Artificial intelligence may outperform most investors at sifting through data, but legendary investor Howard Marks says the best investors still have qualities it can’t fully replicate.
“Great investors are much more than fast, unemotional processors of data,” Marks, the co-chairman of Oaktree Capital Management, wrote in a memo published Thursday. His firm manages $223 billion.
This includes dealing with genuinely new situations and the ability to make “subjective decisions regarding qualitative factors and exercise taste and discernment,” he wrote.
While AI may be able to generate hypotheses from historical patterns, Marks questioned whether its speculation about new things would be “consistently superior to that of all humans.”

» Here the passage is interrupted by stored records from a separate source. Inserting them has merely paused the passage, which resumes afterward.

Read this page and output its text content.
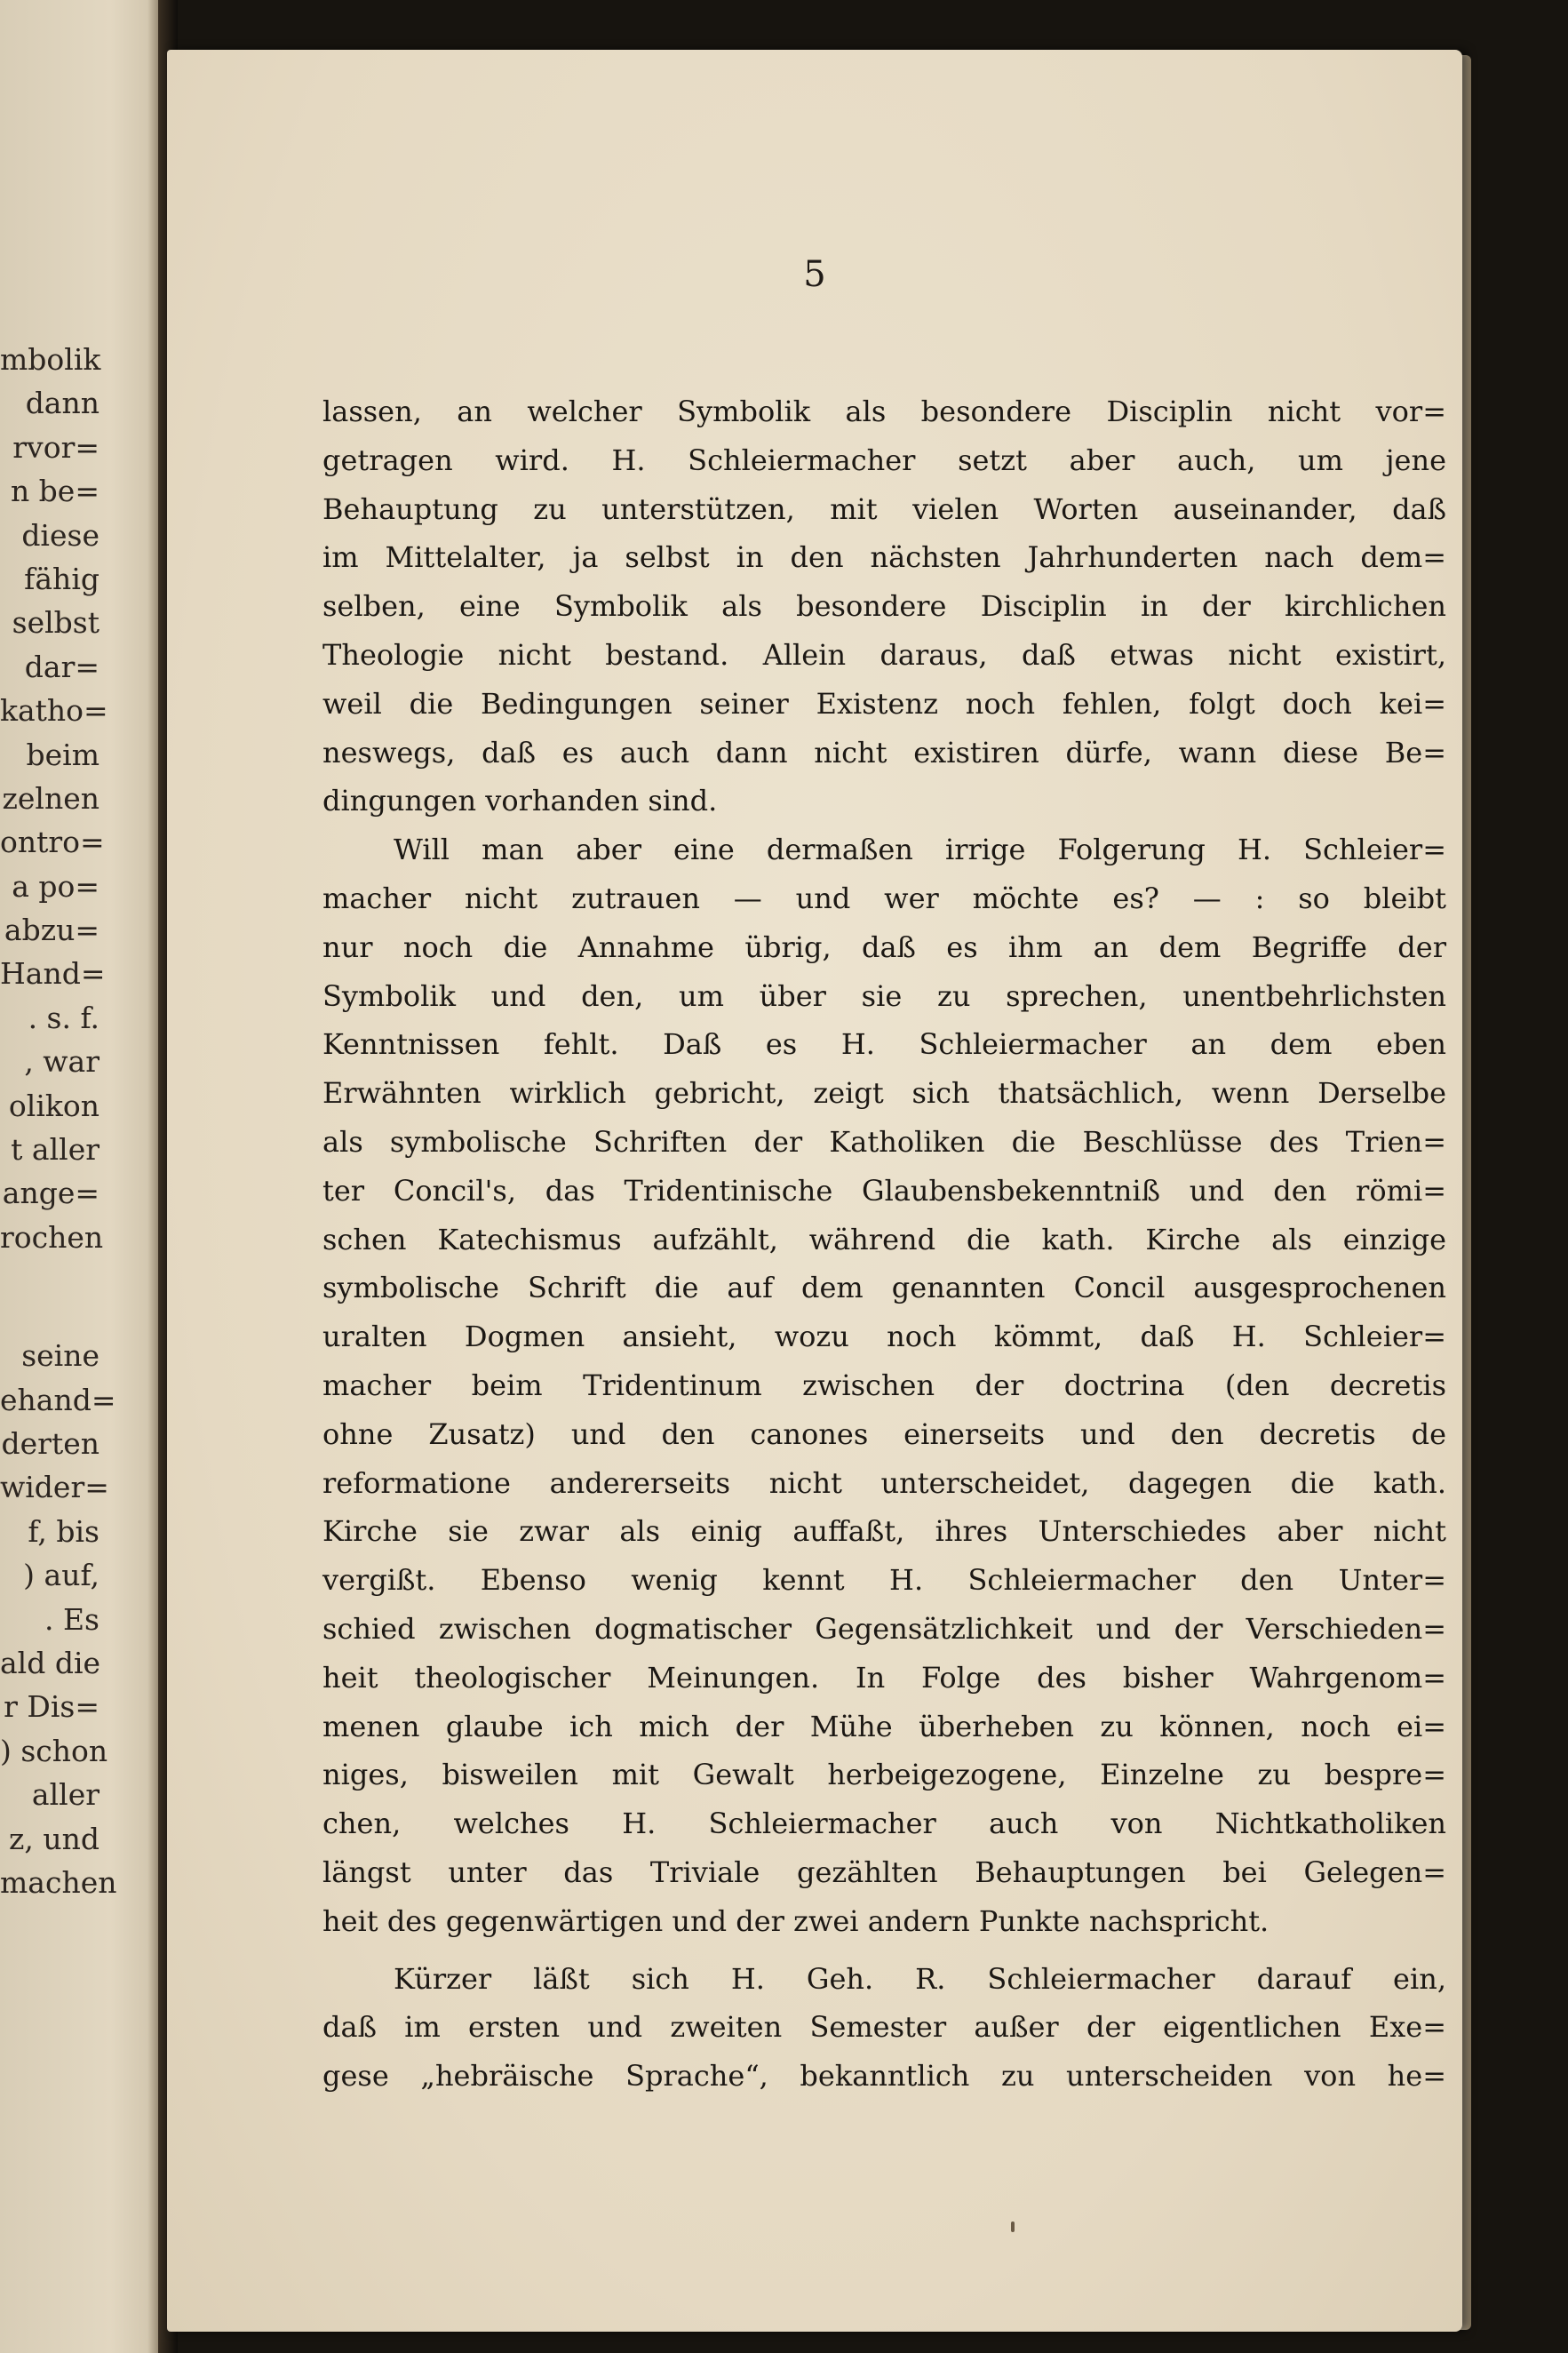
mbolik
dann
rvor=
n be=
diese
fähig
selbst
dar=
katho=
beim
zelnen
ontro=
a po=
abzu=
Hand=
. s. f.
, war
olikon
t aller
ange=
rochen
seine
ehand=
derten
wider=
f, bis
) auf,
. Es
ald die
r Dis=
) schon
aller
z, und
machen
5
lassen, an welcher Symbolik als besondere Disciplin nicht vor=
getragen wird. H. Schleiermacher setzt aber auch, um jene
Behauptung zu unterstützen, mit vielen Worten auseinander, daß
im Mittelalter, ja selbst in den nächsten Jahrhunderten nach dem=
selben, eine Symbolik als besondere Disciplin in der kirchlichen
Theologie nicht bestand. Allein daraus, daß etwas nicht existirt,
weil die Bedingungen seiner Existenz noch fehlen, folgt doch kei=
neswegs, daß es auch dann nicht existiren dürfe, wann diese Be=
dingungen vorhanden sind.
Will man aber eine dermaßen irrige Folgerung H. Schleier=
macher nicht zutrauen — und wer möchte es? — : so bleibt
nur noch die Annahme übrig, daß es ihm an dem Begriffe der
Symbolik und den, um über sie zu sprechen, unentbehrlichsten
Kenntnissen fehlt. Daß es H. Schleiermacher an dem eben
Erwähnten wirklich gebricht, zeigt sich thatsächlich, wenn Derselbe
als symbolische Schriften der Katholiken die Beschlüsse des Trien=
ter Concil's, das Tridentinische Glaubensbekenntniß und den römi=
schen Katechismus aufzählt, während die kath. Kirche als einzige
symbolische Schrift die auf dem genannten Concil ausgesprochenen
uralten Dogmen ansieht, wozu noch kömmt, daß H. Schleier=
macher beim Tridentinum zwischen der doctrina (den decretis
ohne Zusatz) und den canones einerseits und den decretis de
reformatione andererseits nicht unterscheidet, dagegen die kath.
Kirche sie zwar als einig auffaßt, ihres Unterschiedes aber nicht
vergißt. Ebenso wenig kennt H. Schleiermacher den Unter=
schied zwischen dogmatischer Gegensätzlichkeit und der Verschieden=
heit theologischer Meinungen. In Folge des bisher Wahrgenom=
menen glaube ich mich der Mühe überheben zu können, noch ei=
niges, bisweilen mit Gewalt herbeigezogene, Einzelne zu bespre=
chen, welches H. Schleiermacher auch von Nichtkatholiken
längst unter das Triviale gezählten Behauptungen bei Gelegen=
heit des gegenwärtigen und der zwei andern Punkte nachspricht.
Kürzer läßt sich H. Geh. R. Schleiermacher darauf ein,
daß im ersten und zweiten Semester außer der eigentlichen Exe=
gese „hebräische Sprache“, bekanntlich zu unterscheiden von he=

“Because a lot of the investing process comes down to speculation, and because of AI’s less-than-total reliability, I think it’s unlikely that AI will be infallible as an investor,” Marks wrote.
He sees one more crucial difference.
“AI doesn’t have skin in the game,” Marks wrote. “It doesn’t feel the weight of concentrated positions or the fear of capital loss.”
Top investors have an instinctive feel for risk, which plays a major role in their success, he added.
If widely available information can’t deliver an edge, Marks wrote, investment superiority has to be found in judgment and qualitative assessment — including “divining companies’ futures.”
“By definition, few people are highly superior at performing these non-quantitative tasks — put simply, few possess exceptional insight,” he wrote.